Dinesh understood my question and took me to the upper floor of the haveli. There was a room overlooking the main entrance. This room had the facility for string-operated ceiling fan too. He said, “This was the room in the inner courtyard where the headman used to sit. The faithful munim (accountant) was allowed to enter into this room. There they used to tally their accounts. This room also provided the window to see who and who were coming at the main entrance. ”
It was gradually becoming more interesting. Though the guide could address many of my curiosity, I was still left with one more. I knew that 150-200 years ago, the motorized transportation had not begun with full swing. People used to travel on foot, on dolis, on animals etc. So, I wanted to know about their provisioning in the havelis.
“Where did they keep their horses, carts and elephants? And what were the facilities for their maintenance?” I asked. My guide took me to an open space, adjacent to the main mansion. It was the place for facilities like keeping domestic animals. There were also the rooms for servants or animal-keepers.
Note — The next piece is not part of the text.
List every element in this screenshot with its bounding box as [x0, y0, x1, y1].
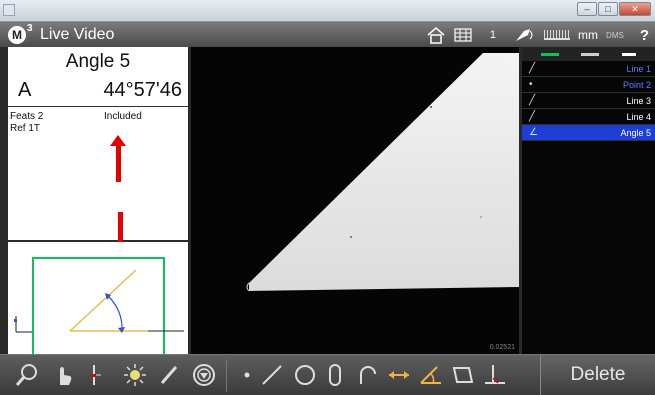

This area was also equally decorated with frescoes. There he said, “This is called “नोहरा”. It was here they kept their cattle and other domestic animals. The means of transport like horse-carts or camel-carts were also kept here only.”
After observing almost all the constituents of the Shekhawati haveli, a very nostalgic feeling overwhelmed me. The most unnerving thought was, however, to imagine the last of the family members, who had come out of that haveli. How did they feel at the time of leaving the very place which they called “home” for 100 years and counting?
Anyway, having understood the constituents of the Shekhawati Haveli and their respective functionalities, I concentrated upon the “Frescos”, the next best thing to do in Nawalgarh.
Post Script: The Morarka Haveli, built in 1900, has been converted into a museum and has an entry fee of 50 INR per person. It also runs a Heritage Conservation Institute. They have helped in publications of many books on their heritage and coffee-table books on the frescos etc. Recently, the proper toilet facility, in the Nohra, has been provided for tourists. They are also trying to provide knowledge of conservation techniques to preserve the frescos. They have their own website : www.morarkahavelimuseum.com.